C’est le mot et non la phrase qui fait germer et croître le mouvement dans le corps.
Relativement à l’écriture de la danse, le mot devient un univers. Le sens premier du mot, ou celui qu’il prend dans le contexte de la phrase, du texte, de l’œuvre littéraire est une limitation qui doit être dépassée.
Le mot-univers est une sonorité et un sens qui se déclinent selon l’imagination du danseur-chorégraphe .
le mot-univers entretient une relation assez lâche avec la phrase, et plus encore avec l’œuvre littéraire.
Le mot-univers est une sonorité, une idée, une image, une odeur, une sensation, qui se déclinent dans une créativité que ne figent pas les barrières du texte écrit.
Le mot-univers possède une sensualité qui se transmet au mouvement qu’il fait naître.
Le mot-univers engendre ensuite la géométrie dans l’espace du mouvement, et l’image chorégraphique se construit en même temps que le mot-univers s’expanse..
Ainsi relativement à l’écriture de la danse l’écrit est-il réducteur.
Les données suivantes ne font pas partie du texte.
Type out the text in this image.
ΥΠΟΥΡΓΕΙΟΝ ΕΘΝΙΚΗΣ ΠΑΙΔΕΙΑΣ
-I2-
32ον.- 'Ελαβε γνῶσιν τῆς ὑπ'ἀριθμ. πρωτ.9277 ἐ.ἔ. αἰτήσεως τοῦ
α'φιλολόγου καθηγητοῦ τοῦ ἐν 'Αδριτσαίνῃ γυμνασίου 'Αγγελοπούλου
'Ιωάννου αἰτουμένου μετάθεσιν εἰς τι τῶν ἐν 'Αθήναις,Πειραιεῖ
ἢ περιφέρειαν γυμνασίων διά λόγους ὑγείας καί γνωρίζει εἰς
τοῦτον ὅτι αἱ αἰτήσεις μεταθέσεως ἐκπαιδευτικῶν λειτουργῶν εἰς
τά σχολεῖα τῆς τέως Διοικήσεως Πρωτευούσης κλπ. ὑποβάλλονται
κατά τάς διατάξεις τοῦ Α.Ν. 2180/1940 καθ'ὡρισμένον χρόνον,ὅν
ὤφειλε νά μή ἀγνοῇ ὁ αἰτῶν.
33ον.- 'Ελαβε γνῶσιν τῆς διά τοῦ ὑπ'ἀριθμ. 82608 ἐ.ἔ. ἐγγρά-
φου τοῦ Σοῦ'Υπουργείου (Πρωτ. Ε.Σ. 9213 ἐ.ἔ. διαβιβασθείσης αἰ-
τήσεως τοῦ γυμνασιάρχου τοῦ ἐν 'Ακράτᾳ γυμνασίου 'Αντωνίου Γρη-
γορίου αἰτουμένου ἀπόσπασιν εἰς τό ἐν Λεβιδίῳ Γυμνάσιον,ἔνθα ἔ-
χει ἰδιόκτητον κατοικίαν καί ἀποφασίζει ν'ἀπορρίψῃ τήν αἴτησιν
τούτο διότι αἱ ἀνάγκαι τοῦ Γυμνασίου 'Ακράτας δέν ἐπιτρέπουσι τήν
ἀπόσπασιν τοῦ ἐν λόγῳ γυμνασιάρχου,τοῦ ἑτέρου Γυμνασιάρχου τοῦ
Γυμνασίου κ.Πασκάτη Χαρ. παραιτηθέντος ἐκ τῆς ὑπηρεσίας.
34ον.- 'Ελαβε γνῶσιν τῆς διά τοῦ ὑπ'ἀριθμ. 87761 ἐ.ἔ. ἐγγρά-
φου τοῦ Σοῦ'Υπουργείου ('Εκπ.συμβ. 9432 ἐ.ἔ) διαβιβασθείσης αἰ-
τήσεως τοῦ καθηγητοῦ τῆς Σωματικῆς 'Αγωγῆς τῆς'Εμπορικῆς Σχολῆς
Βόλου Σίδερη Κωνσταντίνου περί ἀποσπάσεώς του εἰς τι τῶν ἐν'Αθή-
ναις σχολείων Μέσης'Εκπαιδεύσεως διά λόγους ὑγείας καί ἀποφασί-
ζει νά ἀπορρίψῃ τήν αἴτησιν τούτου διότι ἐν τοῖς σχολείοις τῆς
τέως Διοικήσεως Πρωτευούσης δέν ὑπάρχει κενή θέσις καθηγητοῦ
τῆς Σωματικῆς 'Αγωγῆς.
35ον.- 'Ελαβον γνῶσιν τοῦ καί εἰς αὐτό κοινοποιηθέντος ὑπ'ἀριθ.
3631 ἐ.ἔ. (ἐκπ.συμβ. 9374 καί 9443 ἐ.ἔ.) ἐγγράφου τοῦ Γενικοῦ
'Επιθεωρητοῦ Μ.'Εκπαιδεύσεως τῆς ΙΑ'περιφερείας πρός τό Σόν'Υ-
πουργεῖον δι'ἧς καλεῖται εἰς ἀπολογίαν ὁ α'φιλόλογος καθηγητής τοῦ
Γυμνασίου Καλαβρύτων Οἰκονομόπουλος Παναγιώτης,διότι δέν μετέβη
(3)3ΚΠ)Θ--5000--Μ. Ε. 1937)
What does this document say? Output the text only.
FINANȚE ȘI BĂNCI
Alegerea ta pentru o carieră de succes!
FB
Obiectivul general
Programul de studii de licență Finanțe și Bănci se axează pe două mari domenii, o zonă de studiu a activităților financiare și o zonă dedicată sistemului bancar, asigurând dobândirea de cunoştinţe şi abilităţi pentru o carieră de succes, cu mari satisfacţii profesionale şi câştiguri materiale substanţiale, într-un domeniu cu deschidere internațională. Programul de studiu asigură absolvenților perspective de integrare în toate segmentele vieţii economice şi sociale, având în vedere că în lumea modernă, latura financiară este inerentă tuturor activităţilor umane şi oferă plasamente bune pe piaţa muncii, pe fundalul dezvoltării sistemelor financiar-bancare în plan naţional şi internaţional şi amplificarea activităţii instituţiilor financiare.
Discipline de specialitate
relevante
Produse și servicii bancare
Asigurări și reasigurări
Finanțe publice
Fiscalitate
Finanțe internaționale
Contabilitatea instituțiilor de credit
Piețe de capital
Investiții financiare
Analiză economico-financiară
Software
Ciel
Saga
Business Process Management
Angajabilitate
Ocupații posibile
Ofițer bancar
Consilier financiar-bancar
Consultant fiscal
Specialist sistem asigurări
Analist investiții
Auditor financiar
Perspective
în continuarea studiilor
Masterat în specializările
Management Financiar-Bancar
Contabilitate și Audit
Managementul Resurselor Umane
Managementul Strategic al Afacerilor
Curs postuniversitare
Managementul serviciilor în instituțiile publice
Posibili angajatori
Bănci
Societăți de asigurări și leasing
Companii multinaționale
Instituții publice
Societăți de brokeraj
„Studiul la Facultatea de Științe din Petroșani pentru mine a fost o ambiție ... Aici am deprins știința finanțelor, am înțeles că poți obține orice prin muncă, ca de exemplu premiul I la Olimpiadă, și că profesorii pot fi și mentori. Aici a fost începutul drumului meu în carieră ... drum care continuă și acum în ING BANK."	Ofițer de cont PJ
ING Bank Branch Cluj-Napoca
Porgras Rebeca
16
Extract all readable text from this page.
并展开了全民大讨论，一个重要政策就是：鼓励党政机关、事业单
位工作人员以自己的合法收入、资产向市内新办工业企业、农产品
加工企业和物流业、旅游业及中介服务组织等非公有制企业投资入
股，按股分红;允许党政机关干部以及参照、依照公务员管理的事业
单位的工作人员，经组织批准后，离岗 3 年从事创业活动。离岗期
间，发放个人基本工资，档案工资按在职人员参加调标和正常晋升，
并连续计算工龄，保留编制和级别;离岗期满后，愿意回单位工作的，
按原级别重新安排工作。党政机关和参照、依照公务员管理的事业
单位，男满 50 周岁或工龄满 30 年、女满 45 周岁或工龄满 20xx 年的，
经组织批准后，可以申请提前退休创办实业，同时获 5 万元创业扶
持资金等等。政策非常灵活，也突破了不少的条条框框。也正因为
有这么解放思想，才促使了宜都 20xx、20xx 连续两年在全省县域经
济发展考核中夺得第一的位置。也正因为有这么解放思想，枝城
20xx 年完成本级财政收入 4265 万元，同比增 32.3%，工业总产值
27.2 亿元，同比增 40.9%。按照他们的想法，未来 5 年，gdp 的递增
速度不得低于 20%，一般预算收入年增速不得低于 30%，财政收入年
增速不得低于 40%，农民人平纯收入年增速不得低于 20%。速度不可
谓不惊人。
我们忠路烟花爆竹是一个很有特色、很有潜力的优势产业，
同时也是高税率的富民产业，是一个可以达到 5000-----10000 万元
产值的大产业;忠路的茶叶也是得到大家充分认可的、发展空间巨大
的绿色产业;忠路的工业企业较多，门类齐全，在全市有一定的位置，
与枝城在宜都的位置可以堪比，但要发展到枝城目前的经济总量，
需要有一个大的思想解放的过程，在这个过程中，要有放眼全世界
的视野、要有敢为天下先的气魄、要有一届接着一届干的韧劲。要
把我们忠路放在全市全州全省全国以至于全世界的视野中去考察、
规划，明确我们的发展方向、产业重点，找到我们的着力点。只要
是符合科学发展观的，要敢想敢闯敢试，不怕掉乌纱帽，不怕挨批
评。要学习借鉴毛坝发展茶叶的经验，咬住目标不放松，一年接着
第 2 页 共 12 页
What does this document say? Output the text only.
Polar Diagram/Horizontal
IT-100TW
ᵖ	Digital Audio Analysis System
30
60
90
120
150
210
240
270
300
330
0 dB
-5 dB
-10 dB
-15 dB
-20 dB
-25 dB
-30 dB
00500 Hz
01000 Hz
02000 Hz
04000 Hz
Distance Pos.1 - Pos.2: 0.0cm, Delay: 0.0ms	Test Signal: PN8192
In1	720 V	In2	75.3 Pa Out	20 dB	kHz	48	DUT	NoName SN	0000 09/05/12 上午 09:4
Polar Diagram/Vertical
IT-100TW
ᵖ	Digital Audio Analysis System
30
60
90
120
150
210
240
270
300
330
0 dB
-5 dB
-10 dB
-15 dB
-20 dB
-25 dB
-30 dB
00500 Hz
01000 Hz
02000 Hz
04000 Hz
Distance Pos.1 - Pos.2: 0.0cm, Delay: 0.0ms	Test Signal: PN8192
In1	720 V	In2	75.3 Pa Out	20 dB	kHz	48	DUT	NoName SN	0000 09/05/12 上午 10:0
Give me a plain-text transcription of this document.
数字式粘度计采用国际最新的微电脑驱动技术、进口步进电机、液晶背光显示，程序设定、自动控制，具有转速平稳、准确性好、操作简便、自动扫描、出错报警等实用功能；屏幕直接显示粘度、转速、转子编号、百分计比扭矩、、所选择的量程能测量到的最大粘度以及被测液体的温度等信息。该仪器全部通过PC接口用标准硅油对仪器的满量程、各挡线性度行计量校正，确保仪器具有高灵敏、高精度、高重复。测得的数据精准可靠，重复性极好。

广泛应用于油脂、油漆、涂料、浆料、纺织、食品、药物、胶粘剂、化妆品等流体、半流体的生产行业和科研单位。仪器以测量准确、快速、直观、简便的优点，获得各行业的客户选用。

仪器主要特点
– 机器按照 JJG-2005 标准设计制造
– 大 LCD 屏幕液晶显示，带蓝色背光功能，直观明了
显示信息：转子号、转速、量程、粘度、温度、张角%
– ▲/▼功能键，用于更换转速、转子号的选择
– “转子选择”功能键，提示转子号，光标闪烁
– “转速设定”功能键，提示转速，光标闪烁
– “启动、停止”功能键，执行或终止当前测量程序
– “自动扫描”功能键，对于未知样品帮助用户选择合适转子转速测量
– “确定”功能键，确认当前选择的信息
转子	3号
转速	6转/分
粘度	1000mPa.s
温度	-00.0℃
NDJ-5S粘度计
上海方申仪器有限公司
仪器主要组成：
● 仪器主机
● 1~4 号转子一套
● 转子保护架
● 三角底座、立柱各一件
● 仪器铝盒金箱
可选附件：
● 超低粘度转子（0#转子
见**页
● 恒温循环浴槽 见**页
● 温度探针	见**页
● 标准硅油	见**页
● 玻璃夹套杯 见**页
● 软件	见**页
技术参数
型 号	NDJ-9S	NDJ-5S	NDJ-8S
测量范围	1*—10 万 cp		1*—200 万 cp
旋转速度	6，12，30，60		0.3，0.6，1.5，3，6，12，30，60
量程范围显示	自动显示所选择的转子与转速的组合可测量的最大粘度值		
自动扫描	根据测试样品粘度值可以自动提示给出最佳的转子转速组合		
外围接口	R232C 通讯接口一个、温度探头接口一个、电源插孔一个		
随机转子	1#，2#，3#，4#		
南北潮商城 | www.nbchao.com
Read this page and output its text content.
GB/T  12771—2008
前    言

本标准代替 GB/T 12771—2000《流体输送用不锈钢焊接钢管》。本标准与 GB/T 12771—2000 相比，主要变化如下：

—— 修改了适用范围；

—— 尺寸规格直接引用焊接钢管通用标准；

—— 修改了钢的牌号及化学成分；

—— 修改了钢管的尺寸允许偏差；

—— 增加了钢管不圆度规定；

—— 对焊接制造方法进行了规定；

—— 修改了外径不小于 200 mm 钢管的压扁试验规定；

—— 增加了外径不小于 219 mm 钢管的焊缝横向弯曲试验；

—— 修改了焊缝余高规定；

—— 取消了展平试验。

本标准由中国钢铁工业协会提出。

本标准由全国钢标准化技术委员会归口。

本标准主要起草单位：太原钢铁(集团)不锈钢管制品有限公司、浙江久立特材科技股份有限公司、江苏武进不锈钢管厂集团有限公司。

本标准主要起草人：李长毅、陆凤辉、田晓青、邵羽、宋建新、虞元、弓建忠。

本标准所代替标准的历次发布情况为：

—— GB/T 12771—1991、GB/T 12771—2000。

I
Ce que l’on désigne parfois comme « oraliture » est un pas de la littérature vers l’oralité. Une forme d’écriture qui chante et qui se rapproche de l’art oratoire, dans lequel la forme compte davantage que le fond.
Néanmoins accrocher l’écriture de la danse à l’écrit, littérature ou oraliture, constitue un cadre, mais surtout une entrave à la créativité du chorégraphe, et un alourdissement.
L’expression de la réalité dans l’art chorégraphique résulte d’une conception de la réalité : à chacun la sienne.
Pour l’amateur d’art contemporain la démarche compte davantage que l’œuvre. Acquérir une œuvre d’art contemporain, c’est acquérir à peine cinq pour cent de matière et quatre vingt quinze pour cent d’immatériel, donc d’invisible . Que ce soit l’intention de l’artiste, ou même l’intention qui peut lui être prêtée, dans une forme d’appropriation de l’œuvre.
La réalité tangible, les évènements, sont en eux-mêmes de peu d’intérêt : seule compte la manière dont ils sont vus et vécus.
Le réel n’a pas la même consistance pour chacun.
Le réel se distingue du réalisme et de la réalité tangible.
La réalité tangible étant simplement ce que les yeux voient, ce que les sens captent au premier degré. Le réalisme étant l’interprétation, la représentation la plus crue et la plus élémentaire de la matière inerte ou animée, comme les sens la perçoivent à travers le prisme du mental.
La tendance actuelle de la danse contemporaine est particulièrement axée sur l’expression d’un réalisme et d’un hyper réalisme, ou d’un surréalisme tellement crus parfois, qu’ils participent davantage d’un reniement. Pas toujours utile.
Car le réel au sens habituel du terme n’existe pas, il est une illusion. Et la réalité tangible telle que nous la percevons n’est qu’une somme d’expériences qui s’entrelacent, aussi dures ou sublimes soient-elles.
Le réel est une transparence, une luminosité sans forme, une perception, une conscience de l’invisible, de l’intangible.
Survivre à la réalité tangible, à l’absurde, nécessite de la considérer comme un film en noir et blanc dont on est à la fois l’acteur et le spectateur. Et même encore si cette conception demeure du domaine de l’intellect seul, finit-elle tout autant par conduire au désespoir et à l’aberration,
Seule la conscience de cette autre consistance du réel est libératrice.
Que peut être alors l’expression du réel dans la danse ? Danser le réel ne sera pas danser l’invisible, mais la transmission de l’invisible.
Ceci n’a rien à voir avec une quelconque identification au corps des danseurs.
Il y a simplement là une démarche qui absout de la nécessité de « montrer » une réalité.
Car il est en fin de compte préférable de laisser à celui qui reçoit le choix de vivre la proposition artistique comme il l’entend. Dans cette perspective, le réalisme et l’hyperréalisme sont sans objet.
Les mots-univers intègrent l’intention puisqu’ils sont l’union du sens, du son et des sensations. Le mouvement qu’ils engendrent porte la proposition.
Le talent des artistes, la présence, transmet l’invisible. Cet « invisible » porte, l’intention, mais peut aussi être approprié par celui qui reçoit, en fonction de ce qu’il est capable de recevoir.
La réalité est uniquement dans le don des danseurs.
Et peut-être bien la seule qui vaille, car au bout de toutes les quêtes des plus folles aux plus absurdes, la «finalité ultime» de l’art reste de nature spirituelle.